I'm married in India, I'm from Europe.
i love my husband, he's a nice man and shows much attention and love towards me but still, I am so lonely.
I have no friends here, i can't go out alone, most of the days I'm on the bed, in my room ( i don't go much out of the room coz we don't live alone but with in-laws n I can't communicate well because they don't understand English well but I understand their language only not able to respond back).
It irritates me that most of the time I do nothing, i can't even concentrate on my own work, I'm a designer and I think I need to go out more often for inspiration, how can someone do work and be inspired when sitting all the time in one room? Is it even possible? I don't know why I can't go out alone, maybe not so safe coz it's India, how should I live on my own? I'm dependent on my husband totally.
I talk only with him n when he's at the office, works at night I also don't sleep coz I'm alone, all night on phone,tv or I start designing something then I get negative thoughts n leave it.

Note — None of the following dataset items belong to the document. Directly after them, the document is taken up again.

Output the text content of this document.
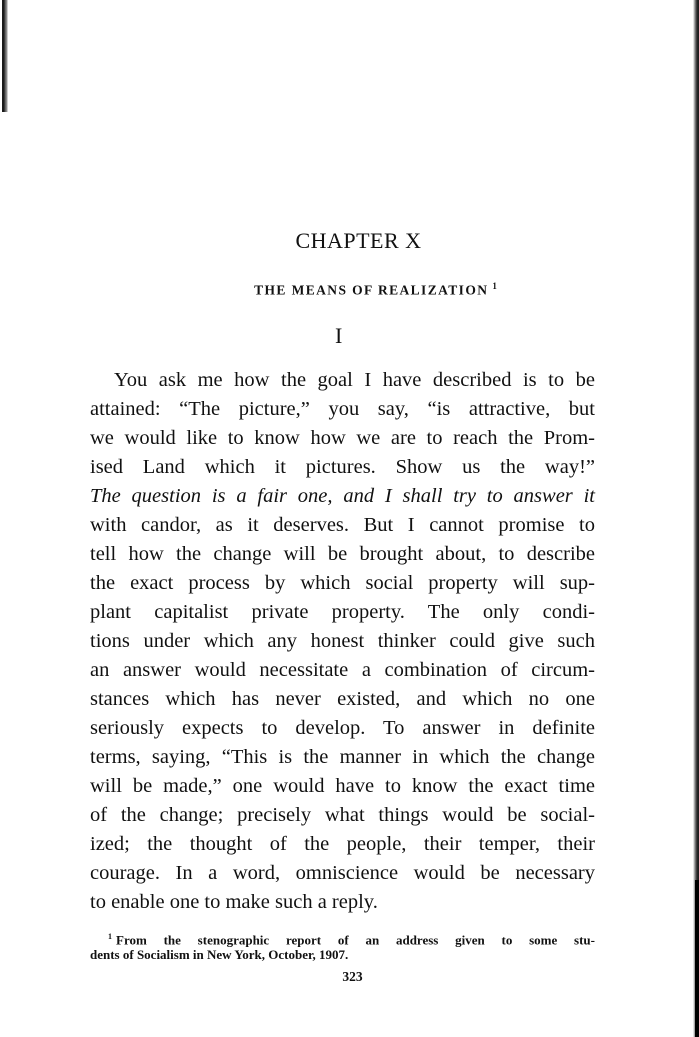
CHAPTER X
THE MEANS OF REALIZATION $^1$
I
You ask me how the goal I have described is to be
attained: “The picture,” you say, “is attractive, but
we would like to know how we are to reach the Prom-
ised Land which it pictures. Show us the way!”
The question is a fair one, and I shall try to answer it
with candor, as it deserves. But I cannot promise to
tell how the change will be brought about, to describe
the exact process by which social property will sup-
plant capitalist private property. The only condi-
tions under which any honest thinker could give such
an answer would necessitate a combination of circum-
stances which has never existed, and which no one
seriously expects to develop. To answer in definite
terms, saying, “This is the manner in which the change
will be made,” one would have to know the exact time
of the change; precisely what things would be social-
ized; the thought of the people, their temper, their
courage. In a word, omniscience would be necessary
to enable one to make such a reply.
$^1$ From the stenographic report of an address given to some stu-
dents of Socialism in New York, October, 1907.
323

I'm so fed up, always home.
I loved to do makeup now I don't do coz I go nowhere, also have no strength to get up sometimes maybe my body has become lazy.
I even get mad when my husband goes out cuz I'm alone, work is fine but see I gave up on everything and I'm here with him, why shouldn't he do little for me and spend time with me? If he wants to go out he should do it with me.
I think of suicide often but I know I'm not able to do it.